Exploitation will now be considerably easier, courtesy of the Metasploit Framework project - an open-source effort to develop tools for finding and exploiting vulnerabilities, used by both white-hat security researchers and black-hat hackers alike - which now has optional support for BlueKeep via a pull request which has yet to be merged with the core code.

'This PR adds an exploit module for CVE-2019-0708, a.k.a. BlueKeep, exploiting a remote Windows kernel use-after-free vulnerability via RDP,' the documentation for the pull request explains. 'The RDP termdd.sys driver improperly handles binds to internal-only channel MS_T120, allowing a malformed Disconnect Provider Indication message to cause use-after-free. With a controllable data/size remote nonpaged pool spray, an indirect call gadget of the freed channel is used to achieve arbitrary code execution.'

The exploit isn't fully functional yet, however: It currently only operates on 64-bit installations of Windows 7 and Windows Server 2008 R2, with the latter requiring a manual registry change in order to be susceptible. A failed exploitation is also likely to crash the target system, something that may be of interest to those looking to carry out a denial of service (DoS) attack but is definitely unwanted when a quieter approach is preferred.

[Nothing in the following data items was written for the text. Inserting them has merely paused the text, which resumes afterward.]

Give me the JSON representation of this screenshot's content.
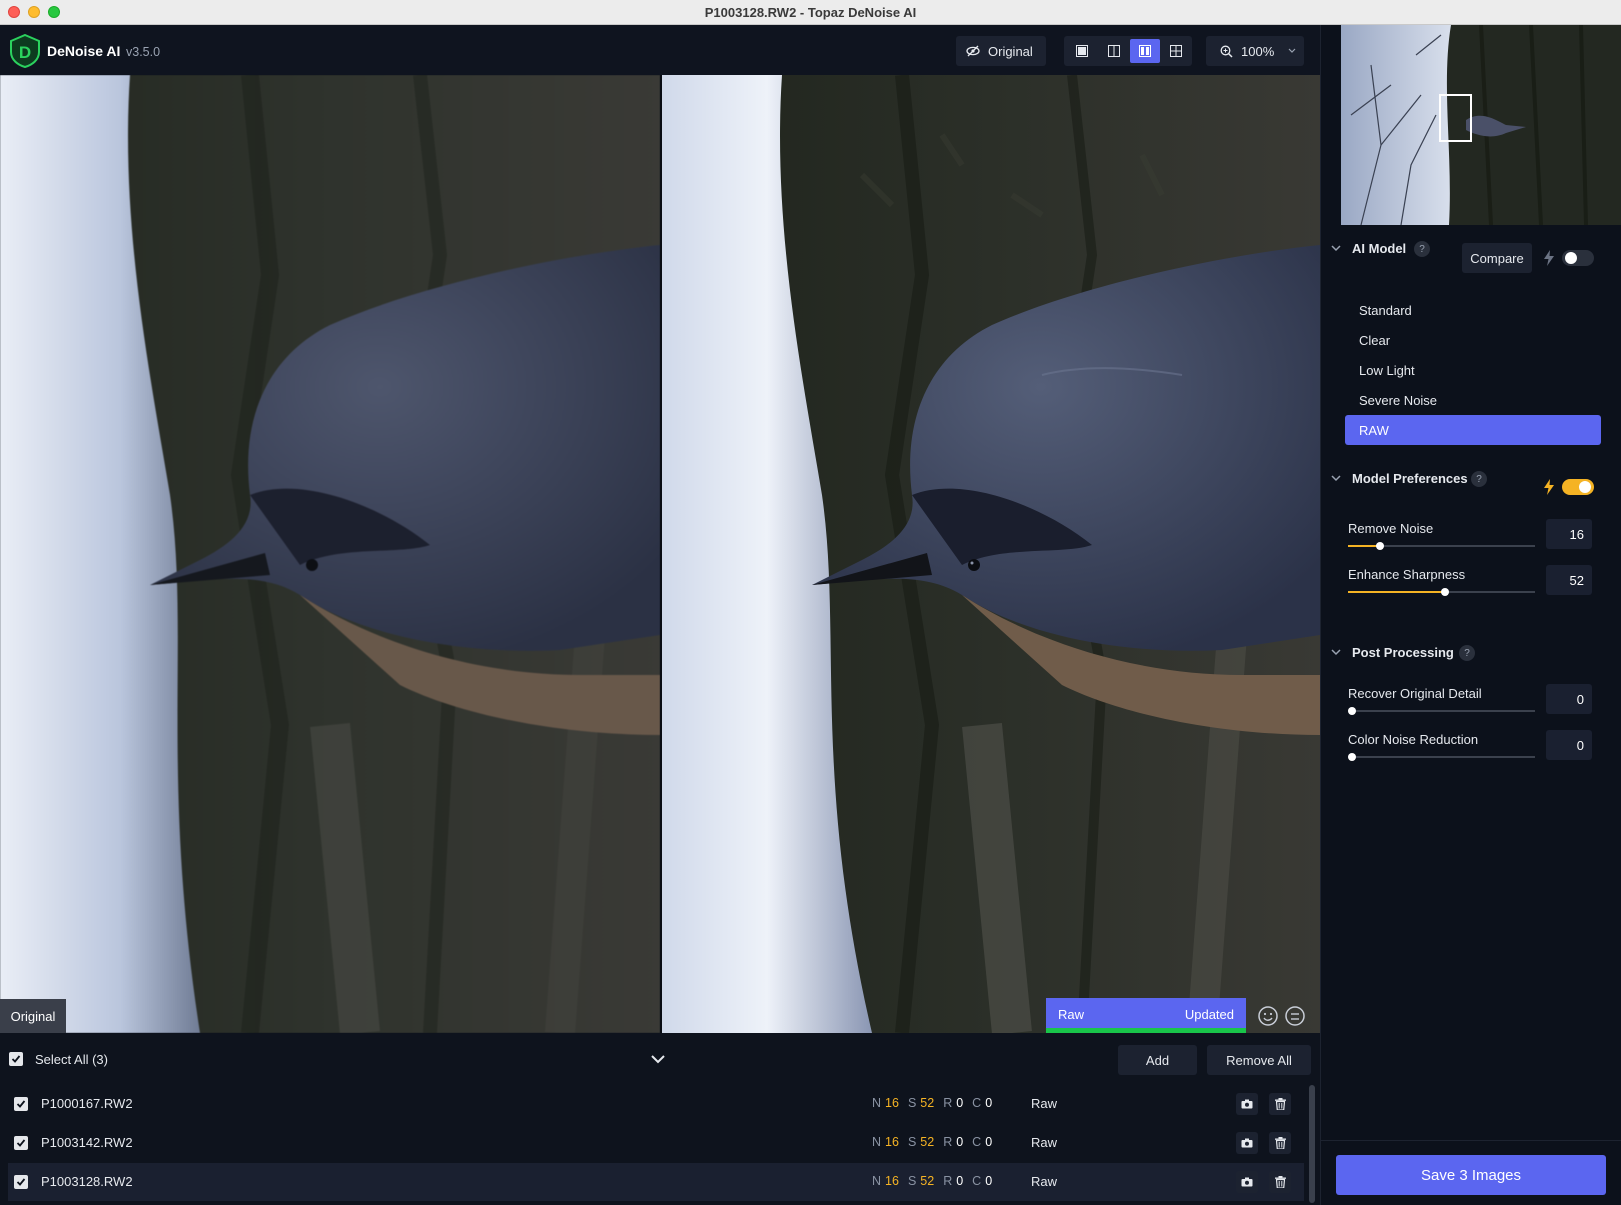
{
  "window": {
    "title": "P1003128.RW2 - Topaz DeNoise AI"
  },
  "toolbar": {
    "app_name": "DeNoise AI",
    "version": "v3.5.0",
    "original_label": "Original",
    "zoom": "100%"
  },
  "preview": {
    "original_label": "Original",
    "status_left": "Raw",
    "status_right": "Updated"
  },
  "filelist": {
    "select_all": "Select All (3)",
    "add_label": "Add",
    "remove_all_label": "Remove All",
    "files": [
      {
        "name": "P1000167.RW2",
        "n": "16",
        "s": "52",
        "r": "0",
        "c": "0",
        "model": "Raw"
      },
      {
        "name": "P1003142.RW2",
        "n": "16",
        "s": "52",
        "r": "0",
        "c": "0",
        "model": "Raw"
      },
      {
        "name": "P1003128.RW2",
        "n": "16",
        "s": "52",
        "r": "0",
        "c": "0",
        "model": "Raw"
      }
    ],
    "param_keys": {
      "n": "N",
      "s": "S",
      "r": "R",
      "c": "C"
    }
  },
  "ai_model": {
    "title": "AI Model",
    "help": "?",
    "compare_label": "Compare",
    "models": [
      "Standard",
      "Clear",
      "Low Light",
      "Severe Noise",
      "RAW"
    ],
    "selected": "RAW"
  },
  "model_preferences": {
    "title": "Model Preferences",
    "help": "?",
    "remove_noise": {
      "label": "Remove Noise",
      "value": "16"
    },
    "enhance_sharpness": {
      "label": "Enhance Sharpness",
      "value": "52"
    }
  },
  "post_processing": {
    "title": "Post Processing",
    "help": "?",
    "recover_detail": {
      "label": "Recover Original Detail",
      "value": "0"
    },
    "color_noise": {
      "label": "Color Noise Reduction",
      "value": "0"
    }
  },
  "save": {
    "label": "Save 3 Images"
  },
  "colors": {
    "accent": "#5b66f0",
    "highlight": "#f5b324",
    "progress": "#19c54a"
  }
}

The exploit is not yet functional on older, out-of-support operating systems, which is good news for those who still have Windows XP systems in play: While the emergency patch was released via Windows Update to all currently supported Windows releases, out-of-support operating systems require manual patching - something that many embedded, industrial, and otherwise set-and-forget systems are unlikely to receive any time soon.